Lots of people are returning to sewing after a break of many years and need some guidance and reassurance to navigate the brave new world of digital patterns, especially if they don’t consider themselves to be particularly tech-savvy. There have also been some changes in the types of fabrics available over the years, so some education on the new fabric types is often required.
It’s such a fantastic community, constantly growing. We just want people to know that whoever they are, wherever they are on their sewing journey, they are welcome in our shop.
The motivations to sew are as varied as the people who visit us.
What’s your favourite part about what you do?
That’s such a hard question to answer! Can I choose my two favourite things? I love getting to know our customers, learning about their needs, and then being able to greet them by name when they walk in the door. Maybe it was all those years as a high school teacher, but I am pretty good at remembering names. It’s by cultivating these relationships that we can be truly helpful to our customers.

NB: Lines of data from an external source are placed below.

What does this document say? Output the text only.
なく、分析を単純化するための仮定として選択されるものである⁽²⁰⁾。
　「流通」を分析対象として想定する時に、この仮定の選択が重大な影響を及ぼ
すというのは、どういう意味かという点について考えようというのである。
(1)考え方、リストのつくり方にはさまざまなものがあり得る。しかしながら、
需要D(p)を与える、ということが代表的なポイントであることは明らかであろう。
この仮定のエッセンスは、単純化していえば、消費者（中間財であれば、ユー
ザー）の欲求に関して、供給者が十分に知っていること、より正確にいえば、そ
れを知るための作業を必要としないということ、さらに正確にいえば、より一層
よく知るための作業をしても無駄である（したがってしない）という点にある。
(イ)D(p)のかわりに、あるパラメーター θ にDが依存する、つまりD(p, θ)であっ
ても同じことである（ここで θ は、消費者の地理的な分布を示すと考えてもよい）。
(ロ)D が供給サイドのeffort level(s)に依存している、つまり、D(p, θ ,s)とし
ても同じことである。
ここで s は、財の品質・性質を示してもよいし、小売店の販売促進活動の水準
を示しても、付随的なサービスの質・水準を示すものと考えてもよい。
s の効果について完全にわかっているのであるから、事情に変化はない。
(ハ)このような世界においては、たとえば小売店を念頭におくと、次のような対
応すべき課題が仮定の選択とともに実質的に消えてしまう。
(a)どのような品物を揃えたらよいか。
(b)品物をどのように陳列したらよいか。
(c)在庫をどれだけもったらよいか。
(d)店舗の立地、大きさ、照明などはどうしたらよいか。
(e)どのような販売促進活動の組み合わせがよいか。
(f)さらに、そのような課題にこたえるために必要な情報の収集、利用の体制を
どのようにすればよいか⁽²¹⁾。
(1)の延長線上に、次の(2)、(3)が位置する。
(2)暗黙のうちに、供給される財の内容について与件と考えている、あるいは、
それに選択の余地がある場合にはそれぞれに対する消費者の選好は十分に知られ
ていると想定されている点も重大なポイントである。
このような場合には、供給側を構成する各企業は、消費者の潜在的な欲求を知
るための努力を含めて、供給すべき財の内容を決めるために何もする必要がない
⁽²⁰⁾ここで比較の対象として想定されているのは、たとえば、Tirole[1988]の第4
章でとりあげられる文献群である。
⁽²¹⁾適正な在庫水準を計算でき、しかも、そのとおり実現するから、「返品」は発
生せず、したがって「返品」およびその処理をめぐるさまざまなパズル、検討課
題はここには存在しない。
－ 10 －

As an example, I have a customer who lives about three hours away in regional New South Wales. She visits in person when she can, but we now know her preferred colour schemes so well that she can see a fabric on our website and phone to ask whether it is one that would work for her.
So the relationships are one thing I love, but I also adore teaching people to sew. Beginners are my favourite people to teach – I tend to hog these classes for myself and leave the more experienced learners to my other teachers! I draw heavily on my experience as a high school teacher in my approach and have a really clear focus on what I want them to know and achieve by the end of a workshop. Teaching adults is quite different to teaching teenagers. Learning a new set of skills always involves a level of discomfort and time to master them, and sometimes adults need additional reminders that it’s ok to be less than perfect when you start out. But from my perspective, it’s so gratifying seeing them develop into competent sewists.